Another example of the hard feelings between elected officials again involves Governor Hartley, but this time relates to the Governor’s long-standing feud with his outspoken opponent, Senator Oliver Hall of Whitman County. Senator Hall’s brother Elmer was an ally of Governor Hartley (not his Senator brother) and also worked as an assistant Sergeant of Arms. When Elmer’s son applied to be a legislative page, his uncle, Senator Hall, made sure he did not get the position. Governor Hartley, in turn, secured a job for the young man so he could come to Olympia.
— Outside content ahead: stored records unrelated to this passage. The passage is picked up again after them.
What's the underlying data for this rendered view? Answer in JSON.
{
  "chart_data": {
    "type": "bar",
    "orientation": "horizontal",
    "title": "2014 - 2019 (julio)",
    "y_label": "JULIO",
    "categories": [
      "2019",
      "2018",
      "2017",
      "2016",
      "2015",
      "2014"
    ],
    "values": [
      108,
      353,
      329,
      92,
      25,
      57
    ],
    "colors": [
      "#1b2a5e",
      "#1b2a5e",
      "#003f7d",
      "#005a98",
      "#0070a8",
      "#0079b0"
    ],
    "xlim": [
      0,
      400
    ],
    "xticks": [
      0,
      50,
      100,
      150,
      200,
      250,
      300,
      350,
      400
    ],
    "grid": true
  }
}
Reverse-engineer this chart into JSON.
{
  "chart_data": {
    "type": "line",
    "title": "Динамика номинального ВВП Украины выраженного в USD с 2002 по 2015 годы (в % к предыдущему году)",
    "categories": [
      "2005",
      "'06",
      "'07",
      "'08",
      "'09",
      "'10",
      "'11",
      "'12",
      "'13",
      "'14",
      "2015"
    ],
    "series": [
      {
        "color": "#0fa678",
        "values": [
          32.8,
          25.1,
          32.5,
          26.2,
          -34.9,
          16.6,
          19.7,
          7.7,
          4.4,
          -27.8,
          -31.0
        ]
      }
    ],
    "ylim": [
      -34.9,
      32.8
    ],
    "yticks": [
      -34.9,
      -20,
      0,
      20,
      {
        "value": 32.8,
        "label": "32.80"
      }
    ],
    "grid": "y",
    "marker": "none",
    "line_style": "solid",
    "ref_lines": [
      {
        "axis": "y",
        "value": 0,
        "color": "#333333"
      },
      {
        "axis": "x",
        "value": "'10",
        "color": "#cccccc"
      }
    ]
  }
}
Because the move to the new Legislative Building occurred during the final days of session, the expected celebratory events were put on hold (given the animosity, this may have been a wise move). The big issue on Sine Die in 1927 involved negotiations on a highway appropriations bill which was proving problematic. A cover was placed over the clocks at midnight on Sine Die, allowing negotiations to continue. After a 30-hour session, plans for an Ocean Beach Highway were scrapped in favor of funding for the Aurora Bridge in Seattle.

Apparently still harboring grievances, Governor Hartley ultimately issued a total of 59 vetoes, including a veto of an appropriation for dedication of the new Legislative Building.

Elizabeth Varnell and Virginia (Ginna) Varnell Dunn
In front of the Legislative Building Under Construction

Photo Credit: Patrick Dunn, grandson of Elizabeth Varnell and son of Ginna Varnell Dunn

Start Early Washington’s government affairs teammate Patrick Dunn kindly shared this picture of his mother and grandmother on what we think is the northside of the Legislative Building circa 1926-1927. His family lore holds the Varnells were driving to Portland and stopped in Olympia to check on the building’s progress. Little did they know one of their family members would spend his career right here!

Sources: Washington State Archives and “History of the Washington Legislature 1854-1963,” Don Brazier.

About the Author

Erica Hallock

Erica Hallock

Director, Policy & Advocacy, Start Early Washington

Erica Hallock serves as the Director of Policy and Advocacy for Start Early Washington. She has worked in early childhood, health and human services policy in both California and Washington state.